Last week’s Oscar nominations have sparked outrage for their lack of diversity with zero non-white nominees in the acting categories for the second year in a row. An analysis of the full 92-year history of the Academy Awards shows that Hollywood’s highest honors have lagged the population on issues of race and representation.
In all, as the graphic below shows, 6.4% of acting nominations of the total 1,668 since the awards began in 1929 have gone to non-white actors. Isolating for the past 25 years, only 56 actors—11.2% of the total—were non-white.
This year’s lack of diversity has led Oscar-nominated director Spike Lee and actress Jada Pinkett Smith to promise to boycott the ceremony. On Monday, the president of the Academy of Motion Pictures Arts and Sciences, Cheryl Boone Isaacs, issued a statement declaring that the effects of recent efforts to diversify the Academy’s ranks are “not coming as fast as we would like.” She added that the organization will soon conduct a review of its recruitment practices to ensure “much-needed diversity in our 2016 class and beyond.”

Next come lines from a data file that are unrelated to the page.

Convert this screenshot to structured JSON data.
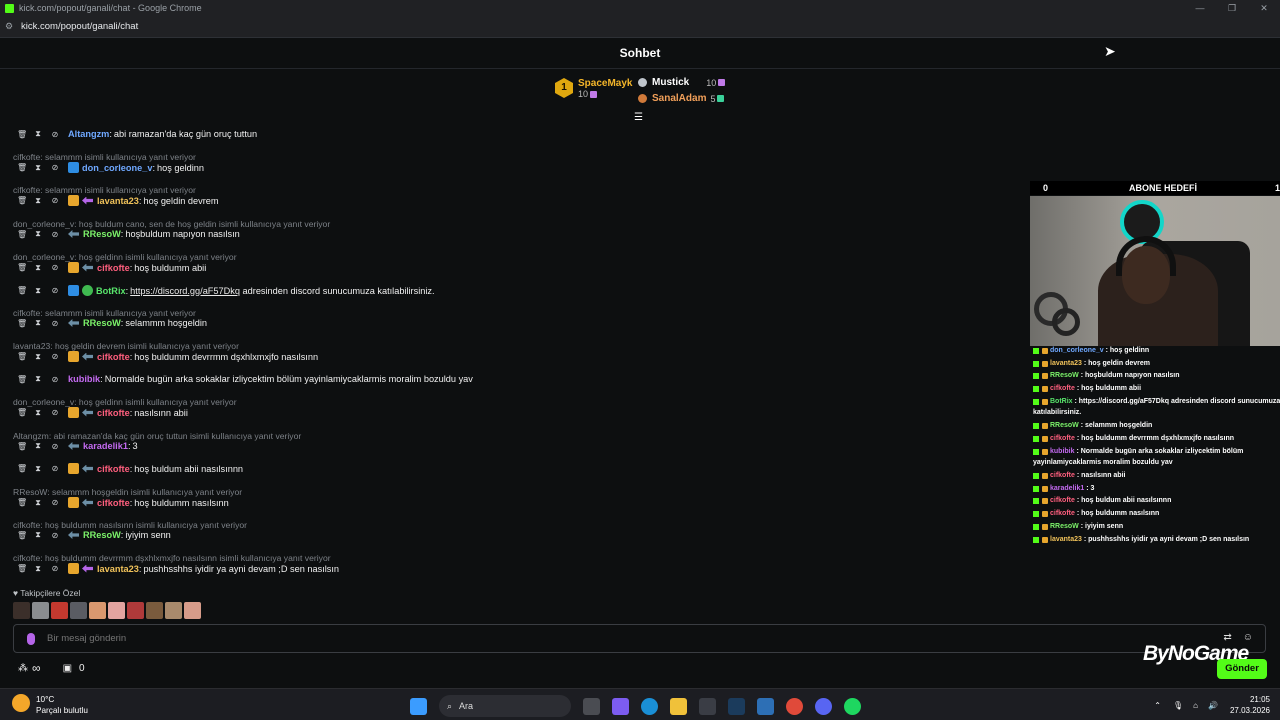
{
  "window": {
    "title": "kick.com/popout/ganali/chat - Google Chrome",
    "url": "kick.com/popout/ganali/chat"
  },
  "header": {
    "title": "Sohbet"
  },
  "leaderboard": {
    "first": {
      "rank": "1",
      "name": "SpaceMayk",
      "count": "10"
    },
    "second": {
      "name": "Mustick",
      "count": "10"
    },
    "third": {
      "name": "SanalAdam",
      "count": "5"
    }
  },
  "colors": {
    "kick_green": "#53fc18",
    "gold": "#f5b62a"
  },
  "messages": [
    {
      "reply": "",
      "user": "Altangzm",
      "color": "#6fa8ff",
      "text": "abi ramazan'da kaç gün oruç tuttun",
      "badges": []
    },
    {
      "reply": "cifkofte: selammm isimli kullanıcıya yanıt veriyor",
      "user": "don_corleone_v",
      "color": "#6fa8ff",
      "text": "hoş geldinn",
      "badges": [
        "blue"
      ]
    },
    {
      "reply": "cifkofte: selammm isimli kullanıcıya yanıt veriyor",
      "user": "lavanta23",
      "color": "#f0c25a",
      "text": "hoş geldin devrem",
      "badges": [
        "sub",
        "giftp"
      ]
    },
    {
      "reply": "don_corleone_v: hoş buldum cano, sen de hoş geldin isimli kullanıcıya yanıt veriyor",
      "user": "RResoW",
      "color": "#7cf26a",
      "text": "hoşbuldum napıyon nasılsın",
      "badges": [
        "gift"
      ]
    },
    {
      "reply": "don_corleone_v: hoş geldinn isimli kullanıcıya yanıt veriyor",
      "user": "cifkofte",
      "color": "#ff5f7e",
      "text": "hoş buldumm abii",
      "badges": [
        "sub",
        "gift"
      ]
    },
    {
      "reply": "",
      "user": "BotRix",
      "color": "#58e46b",
      "text": "",
      "link": "https://discord.gg/aF57Dkq",
      "after": " adresinden discord sunucumuza katılabilirsiniz.",
      "badges": [
        "blue",
        "verif"
      ]
    },
    {
      "reply": "cifkofte: selammm isimli kullanıcıya yanıt veriyor",
      "user": "RResoW",
      "color": "#7cf26a",
      "text": "selammm hoşgeldin",
      "badges": [
        "gift"
      ]
    },
    {
      "reply": "lavanta23: hoş geldin devrem isimli kullanıcıya yanıt veriyor",
      "user": "cifkofte",
      "color": "#ff5f7e",
      "text": "hoş buldumm devrrmm dşxhlxmxjfo nasılsınn",
      "badges": [
        "sub",
        "gift"
      ]
    },
    {
      "reply": "",
      "user": "kubibik",
      "color": "#c36af0",
      "text": "Normalde bugün arka sokaklar izliycektim bölüm yayinlamiycaklarmis moralim bozuldu yav",
      "badges": []
    },
    {
      "reply": "don_corleone_v: hoş geldinn isimli kullanıcıya yanıt veriyor",
      "user": "cifkofte",
      "color": "#ff5f7e",
      "text": "nasılsınn abii",
      "badges": [
        "sub",
        "gift"
      ]
    },
    {
      "reply": "Altangzm: abi ramazan'da kaç gün oruç tuttun isimli kullanıcıya yanıt veriyor",
      "user": "karadelik1",
      "color": "#c36af0",
      "text": "3",
      "badges": [
        "gift"
      ]
    },
    {
      "reply": "",
      "user": "cifkofte",
      "color": "#ff5f7e",
      "text": "hoş buldum abii nasılsınnn",
      "badges": [
        "sub",
        "gift"
      ]
    },
    {
      "reply": "RResoW: selammm hoşgeldin isimli kullanıcıya yanıt veriyor",
      "user": "cifkofte",
      "color": "#ff5f7e",
      "text": "hoş buldumm nasılsınn",
      "badges": [
        "sub",
        "gift"
      ]
    },
    {
      "reply": "cifkofte: hoş buldumm nasılsınn isimli kullanıcıya yanıt veriyor",
      "user": "RResoW",
      "color": "#7cf26a",
      "text": "iyiyim senn",
      "badges": [
        "gift"
      ]
    },
    {
      "reply": "cifkofte: hoş buldumm devrrmm dşxhlxmxjfo nasılsınn isimli kullanıcıya yanıt veriyor",
      "user": "lavanta23",
      "color": "#f0c25a",
      "text": "pushhsshhs iyidir ya ayni devam ;D sen nasılsın",
      "badges": [
        "sub",
        "giftp"
      ]
    }
  ],
  "followers_label": "Takipçilere Özel",
  "input": {
    "placeholder": "Bir mesaj gönderin"
  },
  "bottom": {
    "infinity": "∞",
    "count": "0",
    "send": "Gönder"
  },
  "overlay": {
    "goal_left": "0",
    "goal_title": "ABONE HEDEFİ",
    "goal_right": "1",
    "watermark": "ByNoGame",
    "mini_chat": [
      {
        "user": "don_corleone_v",
        "text": " : hoş geldinn",
        "color": "#6fa8ff"
      },
      {
        "user": "lavanta23",
        "text": " : hoş geldin devrem",
        "color": "#f0c25a"
      },
      {
        "user": "RResoW",
        "text": " : hoşbuldum napıyon nasılsın",
        "color": "#7cf26a"
      },
      {
        "user": "cifkofte",
        "text": " : hoş buldumm abii",
        "color": "#ff5f7e"
      },
      {
        "user": "BotRix",
        "text": " : https://discord.gg/aF57Dkq adresinden discord sunucumuza",
        "color": "#58e46b"
      },
      {
        "user": "",
        "text": "katılabilirsiniz.",
        "color": "#fff"
      },
      {
        "user": "RResoW",
        "text": " : selammm hoşgeldin",
        "color": "#7cf26a"
      },
      {
        "user": "cifkofte",
        "text": " : hoş buldumm devrrmm dşxhlxmxjfo nasılsınn",
        "color": "#ff5f7e"
      },
      {
        "user": "kubibik",
        "text": " : Normalde bugün arka sokaklar izliycektim bölüm",
        "color": "#c36af0"
      },
      {
        "user": "",
        "text": "yayinlamiycaklarmis moralim bozuldu yav",
        "color": "#fff"
      },
      {
        "user": "cifkofte",
        "text": " : nasılsınn abii",
        "color": "#ff5f7e"
      },
      {
        "user": "karadelik1",
        "text": " : 3",
        "color": "#c36af0"
      },
      {
        "user": "cifkofte",
        "text": " : hoş buldum abii nasılsınnn",
        "color": "#ff5f7e"
      },
      {
        "user": "cifkofte",
        "text": " : hoş buldumm nasılsınn",
        "color": "#ff5f7e"
      },
      {
        "user": "RResoW",
        "text": " : iyiyim senn",
        "color": "#7cf26a"
      },
      {
        "user": "lavanta23",
        "text": " : pushhsshhs iyidir ya ayni devam ;D sen nasılsın",
        "color": "#f0c25a"
      }
    ]
  },
  "taskbar": {
    "temp": "10°C",
    "weather": "Parçalı bulutlu",
    "search": "Ara",
    "time": "21:05",
    "date": "27.03.2026"
  }
}
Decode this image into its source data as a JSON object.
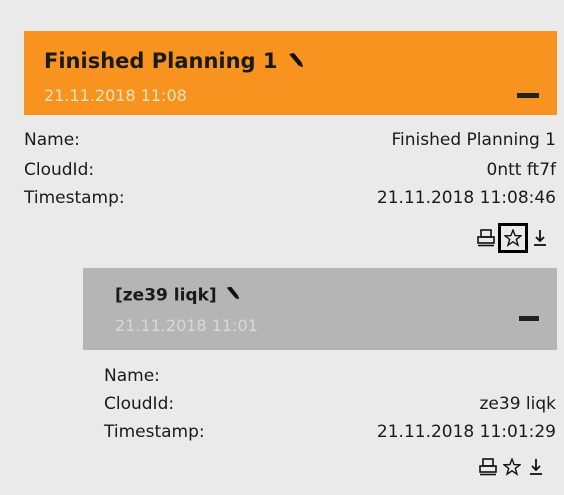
{
  "card": {
    "title": "Finished Planning 1",
    "subtitle": "21.11.2018 11:08",
    "fields": {
      "name_label": "Name:",
      "name_value": "Finished Planning 1",
      "cloudid_label": "CloudId:",
      "cloudid_value": "0ntt ft7f",
      "timestamp_label": "Timestamp:",
      "timestamp_value": "21.11.2018 11:08:46"
    }
  },
  "child": {
    "title": "[ze39 liqk]",
    "subtitle": "21.11.2018 11:01",
    "fields": {
      "name_label": "Name:",
      "name_value": "",
      "cloudid_label": "CloudId:",
      "cloudid_value": "ze39 liqk",
      "timestamp_label": "Timestamp:",
      "timestamp_value": "21.11.2018 11:01:29"
    }
  },
  "icons": {
    "edit": "pencil-icon",
    "collapse": "minus-icon",
    "print": "print-icon",
    "favorite": "star-icon",
    "download": "download-icon"
  },
  "colors": {
    "primary_header": "#f7931e",
    "child_header": "#b5b5b5",
    "background": "#eaeaea"
  }
}
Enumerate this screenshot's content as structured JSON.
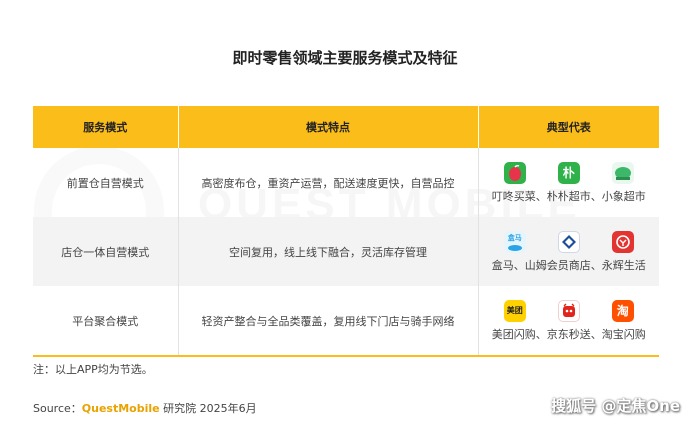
{
  "title": "即时零售领域主要服务模式及特征",
  "watermark": "QUEST MOBILE",
  "headers": [
    "服务模式",
    "模式特点",
    "典型代表"
  ],
  "rows": [
    {
      "mode": "前置仓自营模式",
      "feature": "高密度布仓，重资产运营，配送速度更快，自营品控",
      "reps": "叮咚买菜、朴朴超市、小象超市",
      "icons": [
        {
          "name": "dingdong-icon",
          "glyph": "",
          "color": "#2fb24a"
        },
        {
          "name": "pupu-icon",
          "glyph": "朴",
          "color": "#2fb24a"
        },
        {
          "name": "xiaoxiang-icon",
          "glyph": "",
          "color": "#35b36a"
        }
      ]
    },
    {
      "mode": "店仓一体自营模式",
      "feature": "空间复用，线上线下融合，灵活库存管理",
      "reps": "盒马、山姆会员商店、永辉生活",
      "icons": [
        {
          "name": "hema-icon",
          "glyph": "盒马",
          "color": "#2aa4e6"
        },
        {
          "name": "sams-icon",
          "glyph": "S",
          "color": "#1b4f9a"
        },
        {
          "name": "yonghui-icon",
          "glyph": "Y",
          "color": "#e23431"
        }
      ]
    },
    {
      "mode": "平台聚合模式",
      "feature": "轻资产整合与全品类覆盖，复用线下门店与骑手网络",
      "reps": "美团闪购、京东秒送、淘宝闪购",
      "icons": [
        {
          "name": "meituan-icon",
          "glyph": "美团",
          "color": "#ffd100"
        },
        {
          "name": "jd-icon",
          "glyph": "",
          "color": "#e1251b"
        },
        {
          "name": "taobao-icon",
          "glyph": "淘",
          "color": "#ff5000"
        }
      ]
    }
  ],
  "note": "注：以上APP均为节选。",
  "source": {
    "prefix": "Source：",
    "brand": "QuestMobile",
    "suffix": " 研究院 2025年6月"
  },
  "credit": "搜狐号 @定焦One"
}
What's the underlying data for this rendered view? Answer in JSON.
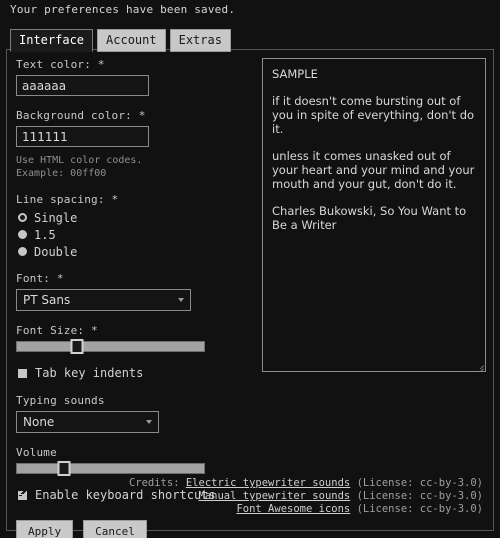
{
  "status_message": "Your preferences have been saved.",
  "tabs": [
    {
      "label": "Interface",
      "active": true
    },
    {
      "label": "Account",
      "active": false
    },
    {
      "label": "Extras",
      "active": false
    }
  ],
  "form": {
    "text_color": {
      "label": "Text color: *",
      "value": "aaaaaa"
    },
    "background_color": {
      "label": "Background color: *",
      "value": "111111",
      "hint_line1": "Use HTML color codes.",
      "hint_line2": "Example: 00ff00"
    },
    "line_spacing": {
      "label": "Line spacing: *",
      "options": [
        {
          "label": "Single",
          "checked": true
        },
        {
          "label": "1.5",
          "checked": false
        },
        {
          "label": "Double",
          "checked": false
        }
      ]
    },
    "font": {
      "label": "Font: *",
      "value": "PT Sans"
    },
    "font_size": {
      "label": "Font Size: *",
      "percent": 32
    },
    "tab_key_indents": {
      "label": "Tab key indents",
      "checked": false
    },
    "typing_sounds": {
      "label": "Typing sounds",
      "value": "None"
    },
    "volume": {
      "label": "Volume",
      "percent": 25
    },
    "keyboard_shortcuts": {
      "label": "Enable keyboard shortcuts",
      "checked": true
    },
    "apply_label": "Apply",
    "cancel_label": "Cancel"
  },
  "sample": {
    "heading": "SAMPLE",
    "paragraph1": "if it doesn't come bursting out of you in spite of everything, don't do it.",
    "paragraph2": "unless it comes unasked out of your heart and your mind and your mouth and your gut, don't do it.",
    "attribution": "Charles Bukowski, So You Want to Be a Writer"
  },
  "credits": {
    "lead": "Credits:",
    "items": [
      {
        "link": "Electric typewriter sounds",
        "license": "(License: cc-by-3.0)"
      },
      {
        "link": "Manual typewriter sounds",
        "license": "(License: cc-by-3.0)"
      },
      {
        "link": "Font Awesome icons",
        "license": "(License: cc-by-3.0)"
      }
    ]
  },
  "colors": {
    "page_bg": "#111111",
    "text": "#aaaaaa",
    "control_light": "#c9c9c9",
    "border": "#8a8a8a"
  }
}
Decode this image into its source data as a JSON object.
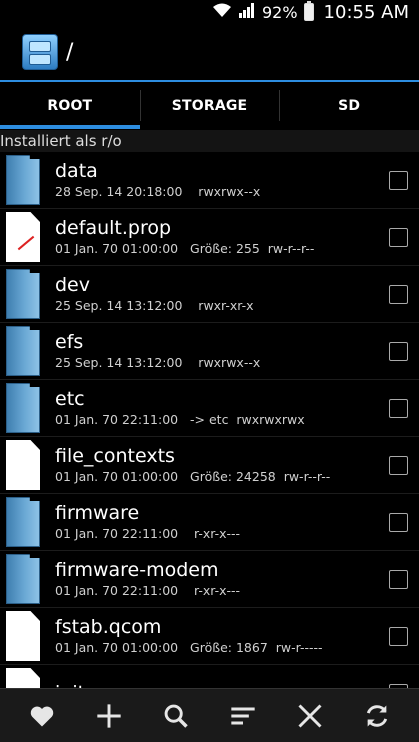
{
  "status_bar": {
    "battery": "92%",
    "time": "10:55 AM"
  },
  "action_bar": {
    "path": "/"
  },
  "tabs": [
    {
      "label": "ROOT",
      "active": true
    },
    {
      "label": "STORAGE",
      "active": false
    },
    {
      "label": "SD",
      "active": false
    }
  ],
  "mount_status": "Installiert als r/o",
  "files": [
    {
      "name": "data",
      "meta": "28 Sep. 14 20:18:00    rwxrwx--x",
      "icon": "folder-icon"
    },
    {
      "name": "default.prop",
      "meta": "01 Jan. 70 01:00:00   Größe: 255  rw-r--r--",
      "icon": "prop-file-icon"
    },
    {
      "name": "dev",
      "meta": "25 Sep. 14 13:12:00    rwxr-xr-x",
      "icon": "folder-icon"
    },
    {
      "name": "efs",
      "meta": "25 Sep. 14 13:12:00    rwxrwx--x",
      "icon": "folder-icon"
    },
    {
      "name": "etc",
      "meta": "01 Jan. 70 22:11:00   -> etc  rwxrwxrwx",
      "icon": "folder-icon"
    },
    {
      "name": "file_contexts",
      "meta": "01 Jan. 70 01:00:00   Größe: 24258  rw-r--r--",
      "icon": "file-icon"
    },
    {
      "name": "firmware",
      "meta": "01 Jan. 70 22:11:00    r-xr-x---",
      "icon": "folder-icon"
    },
    {
      "name": "firmware-modem",
      "meta": "01 Jan. 70 22:11:00    r-xr-x---",
      "icon": "folder-icon"
    },
    {
      "name": "fstab.qcom",
      "meta": "01 Jan. 70 01:00:00   Größe: 1867  rw-r-----",
      "icon": "file-icon"
    },
    {
      "name": "init",
      "meta": "",
      "icon": "file-icon"
    }
  ],
  "bottom_bar": [
    "favorite-icon",
    "add-icon",
    "search-icon",
    "sort-icon",
    "close-icon",
    "refresh-icon"
  ],
  "colors": {
    "accent": "#2d8de0",
    "background": "#000000",
    "list_row": "#000000"
  }
}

In the Oscars’ first several decades, the nomination of even one non-white actor was an exception to the rule, few and far between. In some ways, this tracks with the homogeneity of the country that produced these films. Between 1940 and 1950, according to the U.S. Census, America remained 89 percent white. (During that period, there were 3 non-white nominees out of 200 chosen, or 1.5%.) In past 25 years, the number of non-white actors earning nominations has steadily increased—peaking at 7 in 2006. Since 2010, 7.5% of acting nominees have been non-white.
The dominant reaction to this year’s crop of Oscar nominees, announced on Jan. 14, has been dismay at the group’s homogeneity coming during a year that saw a number of worthy performances from actors of color, including Will Smith in Concussion, Idris Elba in Beasts of No Nation, Michael B. Jordan and Tessa Thompson in Creed, Teyonah Parris in Chi-Raq, Samuel L. Jackson in The Hateful Eight and Benicio Del Toro in Sicario. Their names did not receive enough of the Academy’s votes to make the cut. Not since 1979-1980 has the Academy gone two years without nominating a non-white actor in any of the top 4 categories.
As of 2012, the Academy of Motion Pictures Arts and Sciences was, according to a Los Angeles Times study, 94% white. Many attribute the paucity of nominations for non-white actors to this lack of diversity. Others point to a film industry in which people of color have historically had less access to financing, fewer opportunities to direct and a continuous need to contend with studios’ fears—sometimes explicit—that movies with non-white leading actors won’t make enough money.
Information on actors was taken from the online Notable Names Database and TIME research. If we’ve missed a name or misidentified an actor, please write us at feedback@time.com.
Additional reporting by Lauren French
Correction: The original version of this story incorrectly classified Spanish actors Penelope Cruz and Javier Bardem. They are white. The original of version of this story also incorrectly identified the percentage of non-white actors who have been nominated for Oscars. Since 1929, 6.4% of Oscar nominees were non-white. Since 1991, 11.2% of nominees have been non-white.